O exercício da parentalidade pressupõe e exige uma função reguladora do comportamento e da socialização, a construção de um espaço familiar de afecto, vinculação e aconchego, a promoção da autonomia, enfim, uma relação que em muitos aspectos não é da mesma natureza ou mesmo compatível com o papel de amigo.
A relação entre pais e filhos deve, naturalmente, ter como base o afecto mas, por vezes, o afecto é “mal administrado” e transforma-se em excesso de permissividade, ou seja, pais que estabelecem uma relação muito próxima com os filhos mas que são ou se sentem incapazes de definir limites, regras ou rotinas, imprescindíveis para o desenvolvimento de crianças saudáveis. Nestas circunstâncias é habitual ouvir que os comportamentos (inadequados) observados nas crianças são consequência de “mimos a mais”. Como já aqui escrevi não existem mimos (afecto) a mais, existe mau mimo (afecto). Trata-se de uma relação que não promove segurança nas crianças ou nos adolescentes, que não contribui para promover a sua autonomia e auto-regulação. As crianças e adolescentes podem transformar-se em “pequenos ditadores” que entendem fazer o que querem quando querem sem limites ou regulação.

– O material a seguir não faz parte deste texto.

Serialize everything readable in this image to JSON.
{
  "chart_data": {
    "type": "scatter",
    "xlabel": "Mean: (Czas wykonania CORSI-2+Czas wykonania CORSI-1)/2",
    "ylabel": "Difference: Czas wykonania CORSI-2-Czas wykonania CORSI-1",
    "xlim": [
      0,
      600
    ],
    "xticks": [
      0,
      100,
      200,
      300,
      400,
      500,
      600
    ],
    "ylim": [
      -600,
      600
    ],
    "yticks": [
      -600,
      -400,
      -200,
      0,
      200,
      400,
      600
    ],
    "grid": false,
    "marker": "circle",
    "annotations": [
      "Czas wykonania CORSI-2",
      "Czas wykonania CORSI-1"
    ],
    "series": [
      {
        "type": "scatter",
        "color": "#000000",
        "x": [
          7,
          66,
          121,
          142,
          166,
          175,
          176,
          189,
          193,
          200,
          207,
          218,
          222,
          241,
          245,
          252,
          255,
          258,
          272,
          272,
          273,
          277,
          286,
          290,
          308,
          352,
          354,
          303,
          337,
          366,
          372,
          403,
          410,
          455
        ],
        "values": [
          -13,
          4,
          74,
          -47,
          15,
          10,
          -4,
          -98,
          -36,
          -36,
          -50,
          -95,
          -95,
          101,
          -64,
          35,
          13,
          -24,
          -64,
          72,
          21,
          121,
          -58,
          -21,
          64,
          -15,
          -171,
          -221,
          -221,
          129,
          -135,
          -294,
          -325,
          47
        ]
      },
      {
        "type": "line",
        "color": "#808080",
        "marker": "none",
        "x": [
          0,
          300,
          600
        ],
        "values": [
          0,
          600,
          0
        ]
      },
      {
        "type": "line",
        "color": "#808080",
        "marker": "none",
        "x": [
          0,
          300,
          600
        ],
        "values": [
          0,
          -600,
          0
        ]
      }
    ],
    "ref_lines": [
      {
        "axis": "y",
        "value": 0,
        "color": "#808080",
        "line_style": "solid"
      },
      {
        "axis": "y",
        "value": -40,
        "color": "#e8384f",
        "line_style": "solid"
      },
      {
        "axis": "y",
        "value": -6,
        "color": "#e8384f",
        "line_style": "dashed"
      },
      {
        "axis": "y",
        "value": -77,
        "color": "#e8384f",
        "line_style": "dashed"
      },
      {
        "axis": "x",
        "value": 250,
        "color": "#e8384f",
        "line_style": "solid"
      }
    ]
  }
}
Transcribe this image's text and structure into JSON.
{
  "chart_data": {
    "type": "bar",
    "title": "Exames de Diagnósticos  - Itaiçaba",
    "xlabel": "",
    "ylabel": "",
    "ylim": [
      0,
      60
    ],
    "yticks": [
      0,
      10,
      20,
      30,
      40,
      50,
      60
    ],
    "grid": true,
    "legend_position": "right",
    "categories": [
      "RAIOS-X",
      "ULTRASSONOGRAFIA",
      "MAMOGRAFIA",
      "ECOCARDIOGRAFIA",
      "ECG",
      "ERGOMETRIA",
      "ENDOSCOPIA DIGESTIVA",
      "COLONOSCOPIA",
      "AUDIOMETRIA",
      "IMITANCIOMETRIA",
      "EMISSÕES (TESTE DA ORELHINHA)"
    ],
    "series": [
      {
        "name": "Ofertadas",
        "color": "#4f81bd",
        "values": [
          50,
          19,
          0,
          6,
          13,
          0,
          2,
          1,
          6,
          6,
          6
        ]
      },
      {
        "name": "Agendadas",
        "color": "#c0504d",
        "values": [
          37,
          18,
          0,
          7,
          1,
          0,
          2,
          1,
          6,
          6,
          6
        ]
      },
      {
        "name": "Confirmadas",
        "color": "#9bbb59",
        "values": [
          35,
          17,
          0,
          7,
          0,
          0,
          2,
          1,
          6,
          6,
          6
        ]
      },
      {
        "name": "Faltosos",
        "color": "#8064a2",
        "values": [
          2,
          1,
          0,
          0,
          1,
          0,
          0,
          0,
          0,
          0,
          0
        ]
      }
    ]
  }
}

A relação entre pais e filhos, contrariamente ao modelo habitual de relação entre amigos, não é simétrica. Aos pais é solicitada, como já referi, a definição de regras, de limites, de rotinas que podem ser construídas de forma envolvente e participada com os filhos, aliás, tendo em conta as características das diferentes idades, é desejável que o sejam. Este quadro de regras, rotinas e limites deve ser estável mas não inflexível, coerente, claro e consistente.
Este processo faz parte do exercício de uma “parentalidade “amiga” dos filhos porque é positiva para eles mas não transforma os pais em amigos dos filhos.
A assimetria enquadra a autoridade dos pais, outra diferença na relação habitual entre amigos em que a autoridade é uma dimensão menos presente. No entanto, esta autoridade não deve ser confundida com autoritarismo que é fonte de insegurança, é bastante menos eficaz na promoção da autonomia e auto-regulação de crianças e adolescentes e que tende a esgotar o seu eventual efeito com o crescimento. Na verdade, muitas crianças e adolescentes educados em contextos familiares fortemente marcados por autoritarismo, traduzido por exemplo, em castigos pesados, físicos ou de outra índole, acabam por desenvolver comportamentos reactivos ou de rebeldia por perda do receio das consequências.
No entanto, é bom que não nos iludamos, é muito bonito, é trabalhoso e nem sempre é fácil ser pai, não vale a pena acumular e ser o que alguma ingenuidade e voluntarismo muitos pais afirmam, são pais e amigos, mesmo os melhores amigos dos filhos.
Sim, podem e devem ser pais amigos mas não podem nem devem ser “apenas” amigos.